I try always to be polite. Polite is the only way to be with everyone – absorb that lesson! I asked the agent, who was just a good sport, why she didn’t use SeatGuru. She just laughed. She knows that site. She knows she could find the best seat. But her company doesn’t give her access to the open internet.
What is happening in industry? Customers say that the percentage of successful website visits is dropping. The satisfaction with agents is dropping. Agent morale? Dropping. How many times do these hard working people face frustration before their morale flags? Before they stop believing you want things to get better? You put them under a time crunch, and give them multiple screens packed with poorly arranged data elements. They often toggle between multiple screens and systems looking for information. Tick tick tick goes the clock.
They know customers Tweet, but they don’t see it. They know we post, but can’t read posts. They know there are cool Web 2.0 projects going on in the business, but not in their department. Did you ever try swimming for pleasure with your hands tied behind your back and a cinder-block knotted to your legs? Often times that is what it is like to be a customer service rep.

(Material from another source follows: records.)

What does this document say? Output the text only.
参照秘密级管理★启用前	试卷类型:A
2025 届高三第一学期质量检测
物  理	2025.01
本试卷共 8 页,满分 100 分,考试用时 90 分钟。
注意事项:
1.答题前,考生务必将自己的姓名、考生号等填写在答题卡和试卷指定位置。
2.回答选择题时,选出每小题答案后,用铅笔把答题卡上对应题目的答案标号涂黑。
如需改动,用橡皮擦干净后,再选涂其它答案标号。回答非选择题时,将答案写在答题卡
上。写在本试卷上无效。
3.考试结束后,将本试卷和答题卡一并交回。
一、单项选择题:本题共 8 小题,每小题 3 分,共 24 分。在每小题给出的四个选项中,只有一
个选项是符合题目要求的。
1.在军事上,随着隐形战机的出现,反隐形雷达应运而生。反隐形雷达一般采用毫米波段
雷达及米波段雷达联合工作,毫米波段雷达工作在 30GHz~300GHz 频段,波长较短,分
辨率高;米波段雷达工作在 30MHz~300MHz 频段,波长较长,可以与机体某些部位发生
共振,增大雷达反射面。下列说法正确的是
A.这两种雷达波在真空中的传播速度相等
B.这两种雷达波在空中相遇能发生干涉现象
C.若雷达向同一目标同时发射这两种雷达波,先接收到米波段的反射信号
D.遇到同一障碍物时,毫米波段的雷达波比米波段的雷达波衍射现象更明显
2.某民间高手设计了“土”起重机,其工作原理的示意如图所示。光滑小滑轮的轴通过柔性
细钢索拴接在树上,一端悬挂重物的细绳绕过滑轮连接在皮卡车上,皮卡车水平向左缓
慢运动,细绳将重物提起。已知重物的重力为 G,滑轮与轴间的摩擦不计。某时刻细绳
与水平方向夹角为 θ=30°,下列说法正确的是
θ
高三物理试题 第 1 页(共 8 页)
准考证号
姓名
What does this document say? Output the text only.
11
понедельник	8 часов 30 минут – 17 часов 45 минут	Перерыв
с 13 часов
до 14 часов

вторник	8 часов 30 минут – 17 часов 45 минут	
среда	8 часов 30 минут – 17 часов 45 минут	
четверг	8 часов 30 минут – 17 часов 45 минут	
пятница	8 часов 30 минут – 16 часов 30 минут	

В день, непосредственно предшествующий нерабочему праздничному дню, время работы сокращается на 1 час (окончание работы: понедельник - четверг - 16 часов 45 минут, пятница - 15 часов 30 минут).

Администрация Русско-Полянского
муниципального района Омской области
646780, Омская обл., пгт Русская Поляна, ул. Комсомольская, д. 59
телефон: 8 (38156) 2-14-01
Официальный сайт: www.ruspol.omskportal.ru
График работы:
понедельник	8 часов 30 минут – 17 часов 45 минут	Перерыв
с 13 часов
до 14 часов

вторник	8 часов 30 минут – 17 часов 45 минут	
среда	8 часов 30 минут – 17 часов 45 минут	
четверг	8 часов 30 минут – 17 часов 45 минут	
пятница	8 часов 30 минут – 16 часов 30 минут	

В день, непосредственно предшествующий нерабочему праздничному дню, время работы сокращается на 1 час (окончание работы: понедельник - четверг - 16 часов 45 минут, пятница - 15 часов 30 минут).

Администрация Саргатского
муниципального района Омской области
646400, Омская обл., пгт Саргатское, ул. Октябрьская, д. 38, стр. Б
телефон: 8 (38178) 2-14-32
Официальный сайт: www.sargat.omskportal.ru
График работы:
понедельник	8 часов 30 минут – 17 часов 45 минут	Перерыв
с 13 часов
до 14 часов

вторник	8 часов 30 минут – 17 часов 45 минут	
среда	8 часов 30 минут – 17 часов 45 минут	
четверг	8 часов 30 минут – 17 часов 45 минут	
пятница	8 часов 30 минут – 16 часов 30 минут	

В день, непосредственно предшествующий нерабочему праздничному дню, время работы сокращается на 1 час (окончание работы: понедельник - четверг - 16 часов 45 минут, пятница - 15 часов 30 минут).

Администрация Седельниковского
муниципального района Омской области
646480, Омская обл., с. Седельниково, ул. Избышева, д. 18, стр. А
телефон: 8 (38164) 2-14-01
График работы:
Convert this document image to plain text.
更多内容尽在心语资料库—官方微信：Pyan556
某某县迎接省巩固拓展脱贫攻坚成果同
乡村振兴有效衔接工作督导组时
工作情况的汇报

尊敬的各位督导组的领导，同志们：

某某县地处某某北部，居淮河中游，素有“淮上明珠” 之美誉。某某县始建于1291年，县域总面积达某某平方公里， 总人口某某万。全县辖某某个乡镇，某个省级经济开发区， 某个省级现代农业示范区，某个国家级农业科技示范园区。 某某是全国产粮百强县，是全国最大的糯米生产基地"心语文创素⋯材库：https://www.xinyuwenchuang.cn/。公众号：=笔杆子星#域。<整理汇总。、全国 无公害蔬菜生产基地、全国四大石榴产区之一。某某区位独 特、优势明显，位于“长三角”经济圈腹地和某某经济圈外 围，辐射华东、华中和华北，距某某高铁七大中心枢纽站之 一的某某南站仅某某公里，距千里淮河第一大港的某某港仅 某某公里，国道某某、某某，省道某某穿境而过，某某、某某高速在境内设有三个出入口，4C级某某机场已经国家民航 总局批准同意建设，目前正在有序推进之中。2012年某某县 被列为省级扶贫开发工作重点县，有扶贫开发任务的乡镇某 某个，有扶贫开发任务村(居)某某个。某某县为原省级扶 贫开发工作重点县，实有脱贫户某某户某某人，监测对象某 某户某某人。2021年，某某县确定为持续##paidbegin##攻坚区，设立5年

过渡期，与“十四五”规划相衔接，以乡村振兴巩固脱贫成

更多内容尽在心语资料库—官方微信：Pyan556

They say that the cheapest call that you get is the one you never get. Well, not necessarily, and, so what? Not necessarily: because the ‘no call’ might be because the customer has given up – they just don’t trust you and go elsewhere. And so what: maybe if they had called and had a terrific experience, you would have had a customer for life, spending more on your products and services.
Who is in charge of the retention and growth in your business? Usually it is split – Service gets ownership of measurement on satisfaction, sales is retention, marketing and sales are growth. But the agent suffers, and the customer suffers. And only the CEO will break this conundrum.